In 1875, she applied to join the Sisters of the Presentation of Mary but was rejected due to her lack of education. Bergeron became a member of the Third Order of Saint Dominic, and twice proposed the creation of a Dominican contemplative congregation to her diocese's bishop Louis-Zéphirin Moreau. He noted such a congregation was already existent in her local area, and suggested to her the formation of a teaching congregation instead. On September 12, 1877, Bergeron and three sisters (two of whom were teachers) established the Sisters of Saint Joseph of Saint-Hyacinthe in an abandoned schoolhouse in La Présentation.
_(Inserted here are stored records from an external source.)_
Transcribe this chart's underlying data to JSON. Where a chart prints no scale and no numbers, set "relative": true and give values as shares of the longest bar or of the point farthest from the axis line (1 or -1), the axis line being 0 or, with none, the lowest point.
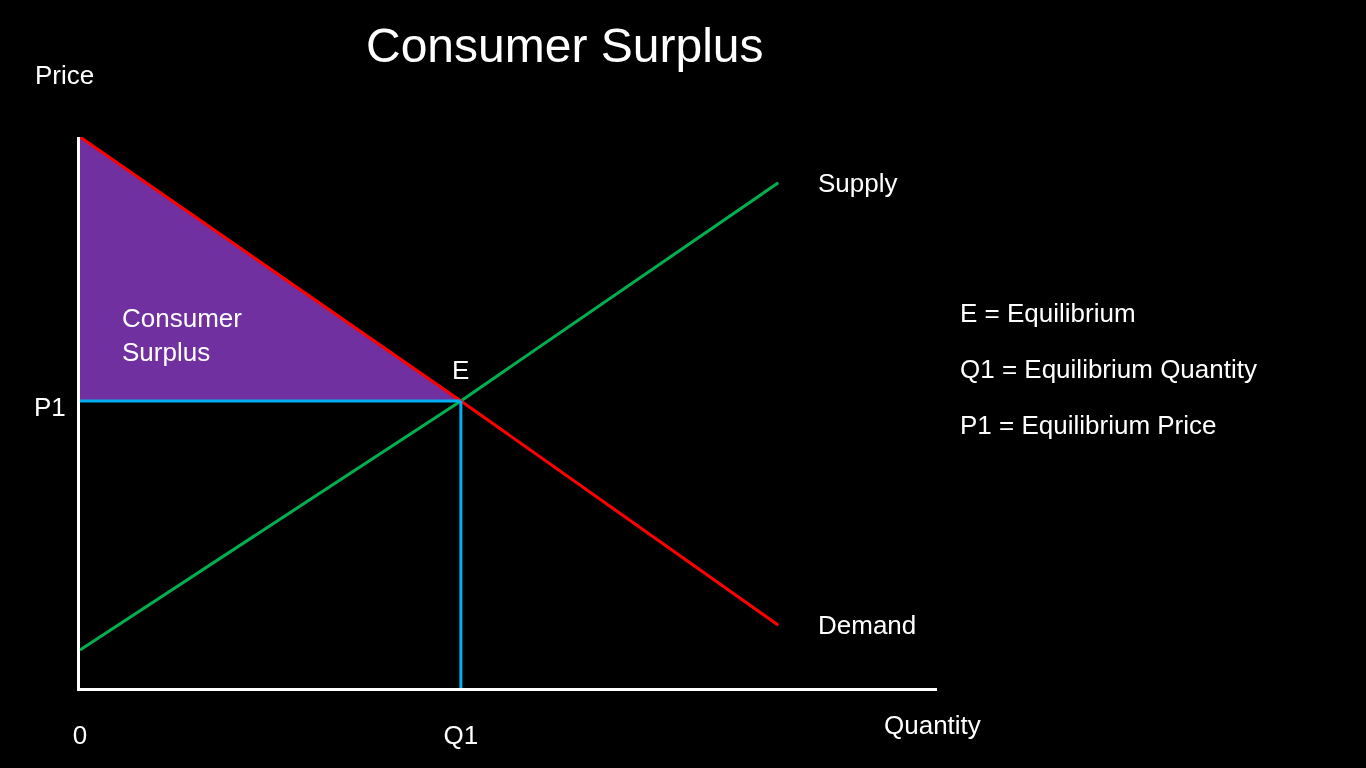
{
  "chart_data": {
    "type": "line",
    "relative": true,
    "title": "Consumer Surplus",
    "xlabel": "Quantity",
    "ylabel": "Price",
    "categories": [
      "0",
      null,
      null,
      null,
      null,
      null,
      "Q1",
      null,
      null,
      null,
      null,
      null,
      null,
      null
    ],
    "series": [
      {
        "name": "Consumer Surplus",
        "type": "area",
        "color": "#7030a0",
        "values": [
          1,
          null,
          null,
          null,
          null,
          null,
          0.521,
          null,
          null,
          null,
          null,
          null,
          null,
          null
        ]
      },
      {
        "name": "Supply",
        "color": "#00b050",
        "values": [
          0.069,
          null,
          null,
          null,
          null,
          null,
          0.521,
          null,
          null,
          null,
          null,
          0.917,
          null,
          null
        ]
      },
      {
        "name": "Demand",
        "color": "#ff0000",
        "values": [
          1,
          null,
          null,
          null,
          null,
          null,
          0.521,
          null,
          null,
          null,
          null,
          0.114,
          null,
          null
        ]
      }
    ],
    "ref_lines": [
      {
        "axis": "y",
        "value": 0.521,
        "label": "P1",
        "color": "#00b0f0"
      },
      {
        "axis": "x",
        "value": "Q1",
        "color": "#00b0f0"
      }
    ],
    "annotations": [
      {
        "text": "E",
        "x": "Q1",
        "y": 0.521
      },
      "E = Equilibrium",
      "Q1 = Equilibrium Quantity",
      "P1 = Equilibrium Price"
    ]
  }
}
The school began admitting students divided into two groups of boys and girls on the morning of September 17, 1877. Death, the leaving and or illness of multiple candidates affected the congregation in its early years. Still, it survived on local congregation donations and received heavy criticism from the diocesan hierarchy.

For the first two years, Bergeron was Mother superior, but, on Bishop Moreau's advice, she relinquished the office to a more educated sister who was more able to deal with the school boards. Bergeron made her perpetual vows on March 19, 1880.
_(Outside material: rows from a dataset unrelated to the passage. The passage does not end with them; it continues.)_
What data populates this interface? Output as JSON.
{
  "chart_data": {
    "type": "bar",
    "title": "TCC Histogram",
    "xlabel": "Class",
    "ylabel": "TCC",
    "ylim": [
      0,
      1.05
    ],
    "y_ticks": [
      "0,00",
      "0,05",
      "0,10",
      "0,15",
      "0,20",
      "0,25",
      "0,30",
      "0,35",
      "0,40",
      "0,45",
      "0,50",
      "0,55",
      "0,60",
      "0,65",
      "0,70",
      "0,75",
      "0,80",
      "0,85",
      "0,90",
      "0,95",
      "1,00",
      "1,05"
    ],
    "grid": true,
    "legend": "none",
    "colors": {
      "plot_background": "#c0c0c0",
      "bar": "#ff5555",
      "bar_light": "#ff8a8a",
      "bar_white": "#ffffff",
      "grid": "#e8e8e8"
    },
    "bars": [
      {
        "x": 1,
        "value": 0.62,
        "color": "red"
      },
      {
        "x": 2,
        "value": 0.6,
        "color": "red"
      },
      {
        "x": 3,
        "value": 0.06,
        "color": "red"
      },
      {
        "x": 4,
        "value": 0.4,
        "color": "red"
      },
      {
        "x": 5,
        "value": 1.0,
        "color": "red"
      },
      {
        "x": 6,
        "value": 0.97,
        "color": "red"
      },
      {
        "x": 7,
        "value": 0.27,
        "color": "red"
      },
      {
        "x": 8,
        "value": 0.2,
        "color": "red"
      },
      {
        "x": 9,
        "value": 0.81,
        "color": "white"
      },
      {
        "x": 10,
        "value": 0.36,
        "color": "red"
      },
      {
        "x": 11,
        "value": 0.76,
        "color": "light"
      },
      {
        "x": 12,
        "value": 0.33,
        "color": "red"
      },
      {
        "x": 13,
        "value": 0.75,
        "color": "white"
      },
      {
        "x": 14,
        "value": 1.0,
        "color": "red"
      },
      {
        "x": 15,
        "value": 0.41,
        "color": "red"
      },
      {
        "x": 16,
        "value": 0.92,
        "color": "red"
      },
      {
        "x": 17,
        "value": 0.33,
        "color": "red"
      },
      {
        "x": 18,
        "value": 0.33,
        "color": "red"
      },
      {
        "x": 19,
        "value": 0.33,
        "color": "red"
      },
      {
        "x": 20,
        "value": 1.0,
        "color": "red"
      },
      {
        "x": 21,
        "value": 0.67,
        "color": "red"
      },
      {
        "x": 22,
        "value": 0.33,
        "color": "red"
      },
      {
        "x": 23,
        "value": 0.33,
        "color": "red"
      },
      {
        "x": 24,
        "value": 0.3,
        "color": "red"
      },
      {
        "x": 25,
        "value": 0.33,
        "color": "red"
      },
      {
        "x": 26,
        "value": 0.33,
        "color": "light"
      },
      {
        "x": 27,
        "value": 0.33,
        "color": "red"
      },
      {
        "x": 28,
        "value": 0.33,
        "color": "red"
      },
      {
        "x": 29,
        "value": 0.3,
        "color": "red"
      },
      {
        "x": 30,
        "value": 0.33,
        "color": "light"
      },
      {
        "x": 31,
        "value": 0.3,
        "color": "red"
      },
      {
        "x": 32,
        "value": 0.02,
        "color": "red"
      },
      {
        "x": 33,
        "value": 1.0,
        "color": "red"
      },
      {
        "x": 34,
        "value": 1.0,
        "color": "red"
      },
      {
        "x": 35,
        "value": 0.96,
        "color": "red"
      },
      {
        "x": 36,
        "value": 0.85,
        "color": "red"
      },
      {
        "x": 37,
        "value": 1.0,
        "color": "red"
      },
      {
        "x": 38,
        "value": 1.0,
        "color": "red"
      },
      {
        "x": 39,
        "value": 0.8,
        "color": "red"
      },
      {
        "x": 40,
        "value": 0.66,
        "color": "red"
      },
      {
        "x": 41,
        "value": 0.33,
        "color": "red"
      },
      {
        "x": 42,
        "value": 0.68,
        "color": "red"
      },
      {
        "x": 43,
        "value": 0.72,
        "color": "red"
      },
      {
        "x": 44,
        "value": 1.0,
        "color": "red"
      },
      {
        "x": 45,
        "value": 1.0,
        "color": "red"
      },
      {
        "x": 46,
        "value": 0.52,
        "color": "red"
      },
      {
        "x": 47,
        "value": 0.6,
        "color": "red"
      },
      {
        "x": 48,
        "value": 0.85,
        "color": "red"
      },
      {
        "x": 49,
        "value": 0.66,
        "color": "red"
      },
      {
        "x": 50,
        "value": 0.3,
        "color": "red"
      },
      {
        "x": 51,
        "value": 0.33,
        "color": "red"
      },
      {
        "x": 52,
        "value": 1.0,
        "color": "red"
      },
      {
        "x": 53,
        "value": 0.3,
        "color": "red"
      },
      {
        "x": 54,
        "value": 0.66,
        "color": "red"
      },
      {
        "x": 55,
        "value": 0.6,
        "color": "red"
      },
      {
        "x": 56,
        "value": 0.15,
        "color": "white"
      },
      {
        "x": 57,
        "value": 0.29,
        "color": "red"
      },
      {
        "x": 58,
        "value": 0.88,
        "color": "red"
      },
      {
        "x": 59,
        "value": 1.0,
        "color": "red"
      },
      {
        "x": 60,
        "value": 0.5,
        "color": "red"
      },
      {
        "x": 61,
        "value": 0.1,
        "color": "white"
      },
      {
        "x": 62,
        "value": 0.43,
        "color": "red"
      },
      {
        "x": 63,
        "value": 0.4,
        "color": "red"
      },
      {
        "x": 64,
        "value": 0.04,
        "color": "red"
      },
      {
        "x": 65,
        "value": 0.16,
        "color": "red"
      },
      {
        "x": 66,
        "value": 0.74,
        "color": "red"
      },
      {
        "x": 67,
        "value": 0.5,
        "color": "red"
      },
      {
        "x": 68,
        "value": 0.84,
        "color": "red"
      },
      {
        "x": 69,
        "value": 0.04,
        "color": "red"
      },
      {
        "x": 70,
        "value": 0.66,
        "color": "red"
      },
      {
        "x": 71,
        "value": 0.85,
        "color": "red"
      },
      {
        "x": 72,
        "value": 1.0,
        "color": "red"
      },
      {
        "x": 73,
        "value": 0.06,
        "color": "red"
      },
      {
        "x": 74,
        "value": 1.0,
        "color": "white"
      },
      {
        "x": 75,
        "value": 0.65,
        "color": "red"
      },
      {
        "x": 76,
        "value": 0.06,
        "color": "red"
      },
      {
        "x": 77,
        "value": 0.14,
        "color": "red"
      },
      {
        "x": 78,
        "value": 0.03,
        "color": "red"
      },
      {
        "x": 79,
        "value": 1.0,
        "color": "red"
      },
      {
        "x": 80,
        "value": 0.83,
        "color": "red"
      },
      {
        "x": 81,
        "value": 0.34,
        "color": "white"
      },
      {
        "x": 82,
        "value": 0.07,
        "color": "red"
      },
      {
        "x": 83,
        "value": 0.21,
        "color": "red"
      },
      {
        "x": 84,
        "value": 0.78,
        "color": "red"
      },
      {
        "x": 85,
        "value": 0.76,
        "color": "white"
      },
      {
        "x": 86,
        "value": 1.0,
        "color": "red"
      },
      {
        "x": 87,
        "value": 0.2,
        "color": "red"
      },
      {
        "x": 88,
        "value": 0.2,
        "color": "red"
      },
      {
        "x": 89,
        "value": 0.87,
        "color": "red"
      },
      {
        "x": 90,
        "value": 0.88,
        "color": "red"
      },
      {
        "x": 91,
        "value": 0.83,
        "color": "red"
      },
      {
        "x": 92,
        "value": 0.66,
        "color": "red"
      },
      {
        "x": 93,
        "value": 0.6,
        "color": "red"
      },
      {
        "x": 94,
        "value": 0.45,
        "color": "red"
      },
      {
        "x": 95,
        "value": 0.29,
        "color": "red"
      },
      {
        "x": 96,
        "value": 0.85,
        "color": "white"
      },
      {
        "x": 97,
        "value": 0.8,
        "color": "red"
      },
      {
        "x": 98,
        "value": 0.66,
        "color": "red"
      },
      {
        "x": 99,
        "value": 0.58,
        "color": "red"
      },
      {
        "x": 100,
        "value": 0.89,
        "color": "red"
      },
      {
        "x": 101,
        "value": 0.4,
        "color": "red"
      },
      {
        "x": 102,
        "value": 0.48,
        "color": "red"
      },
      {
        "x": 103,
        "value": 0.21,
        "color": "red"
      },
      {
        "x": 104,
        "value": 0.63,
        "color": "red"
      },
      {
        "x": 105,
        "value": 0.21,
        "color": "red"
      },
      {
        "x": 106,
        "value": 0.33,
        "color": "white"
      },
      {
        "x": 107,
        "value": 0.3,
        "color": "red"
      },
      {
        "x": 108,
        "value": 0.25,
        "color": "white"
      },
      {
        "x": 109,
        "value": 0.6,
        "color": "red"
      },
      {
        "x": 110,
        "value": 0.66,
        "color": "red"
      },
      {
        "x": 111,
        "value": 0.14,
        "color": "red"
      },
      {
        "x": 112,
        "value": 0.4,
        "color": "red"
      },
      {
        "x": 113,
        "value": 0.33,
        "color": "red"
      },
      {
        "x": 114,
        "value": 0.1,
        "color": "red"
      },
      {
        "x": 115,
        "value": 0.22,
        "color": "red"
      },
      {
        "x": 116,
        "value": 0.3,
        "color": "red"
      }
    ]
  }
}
In 1911, Bergeron visited the Western Canadian missions in Lorette, Manitoba, and Marieval, Saskatchewan, which were established in 1901. The congregation also extended into Ontario and New Hampshire. On April 29, 1936, Bergeron died in Saint-Hyacinthe. She was buried in the mausoleum of the Cathédrale Saint-Hyacinthe-le-Confesseur Cemetery.

==Legacy==
The Elisabeth Bergeron Centre was opened in her name in September 1969 to promote the cause of her beatification. Bergeron was declared venerable on January 12, 1996, by Pope John Paul II, after the Congregation for the Causes of Saints gave recognition of her heroic virtue, "especially her humility, her understanding, and love of the Church and her submission to the will of God." Some buildings in the Saint-Hyacinthe area are named after her, and the "Elisabeth Wednesdays" that took place on nine successive weekends from 2005 to 2009 were held to promote her work.